Bruno Ricard (Les Relocalisateurs) : « Le risque de déserts médiatiques en France est réel »
INTERVIEW DU LUNDI. En seulement deux ans, l’association Les Relocalisateurs s’est imposée comme un acteur incontournable dans la défense des médias locaux et nationaux face à la domination croissante des GAFA. À l’heure où les investissements publicitaires basculent massivement vers les plateformes internationales, Bruno Ricard, président de l’association depuis quelques mois, tire la sonnette d’alarme. Dans cet entretien à The Media Leader, il dévoile les enjeux cruciaux pour l’avenir de la diversité médiatique en France et la menace de l’apparition de « déserts médiatiques », tout en évoquant les solutions pour soutenir une économie publicitaire plus locale et responsable. L’association organise une grande matinée de conférence le 5 novembre prochain.
The Media Leader : Vous avez été élu à la présidence des Relocalisateurs il y a quelques mois, et l’association fête aujourd’hui ses deux ans. Quel bilan pouvez-vous tirer de ces premières années ?
Bruno Ricard : Le bilan est très positif. En seulement deux ans, nous avons acquis une notoriété solide dans l’écosystème publicitaire. Au-delà de cette visibilité, notre originalité a été perçue et bien positionnée. Aujourd’hui, nous sommes régulièrement sollicités pour intervenir sur des sujets qui sont au cœur de nos missions, notamment les perspectives publicitaires et la manière dont les annonceurs arbitrent leurs investissements. Pour une association aussi jeune, c’est un succès notable. Ce qui est particulièrement encourageant, c’est que nous sommes désormais une quinzaine d’adhérents actifs, contre cinq fondateurs au départ. Cette croissance reflète l’intérêt croissant pour les enjeux de la diversité des médias, et le besoin de défendre cette pluralité dans un marché en transformation rapide.
TML : La mission première des Relocalisateurs est de promouvoir la diversité des médias locaux. Cet angle évoluera-t-il avec le temps ?

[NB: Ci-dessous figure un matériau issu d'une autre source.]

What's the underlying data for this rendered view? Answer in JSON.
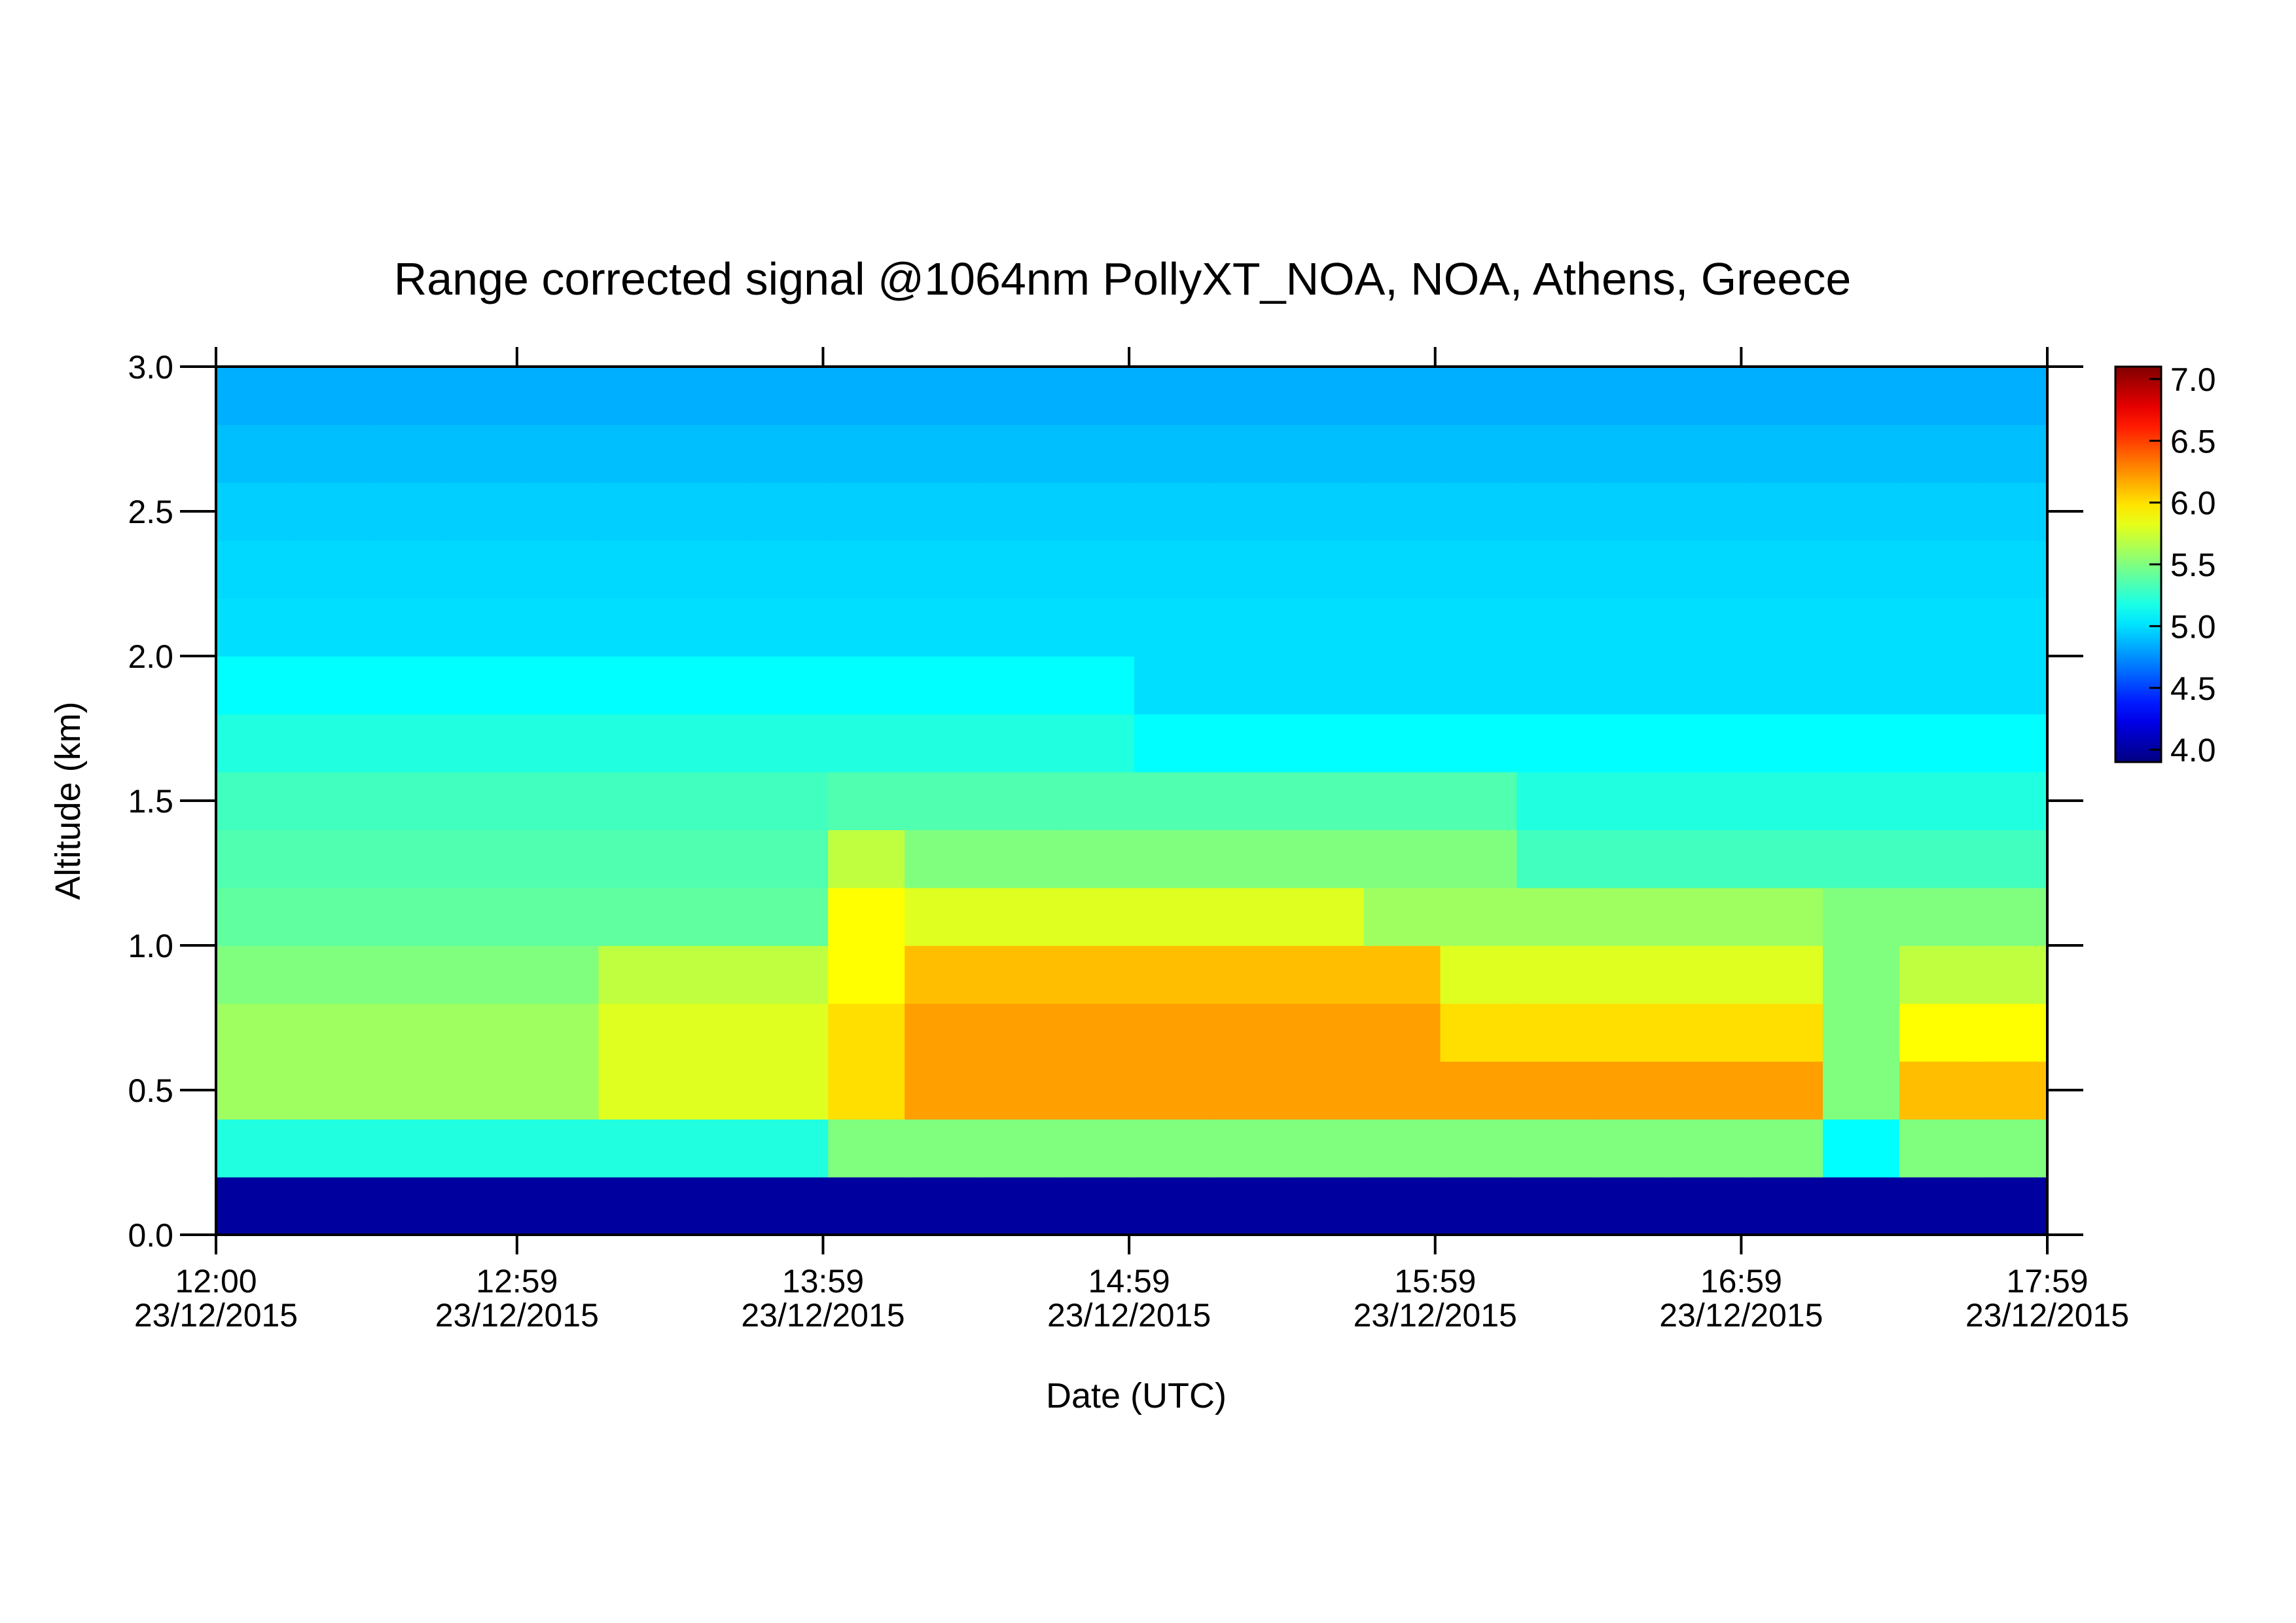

B.R. : Cet angle ne changera pas, car défendre la diversité des médias, qu’ils soient nationaux ou locaux, est le cœur de notre vocation. Nous avons élargi cette définition initiale pour inclure les médias nationaux, car ils sont également confrontés à des défis similaires à ceux des médias locaux dans le paysage global des médias. Ces défis incluent la baisse des revenus publicitaires face à la croissance des plateformes numériques internationales. Notre collectif militant continuera à défendre ces médias et à les aider à créer des outils supplémentaires pour affirmer leur diversité et leur pérennité sur le marché.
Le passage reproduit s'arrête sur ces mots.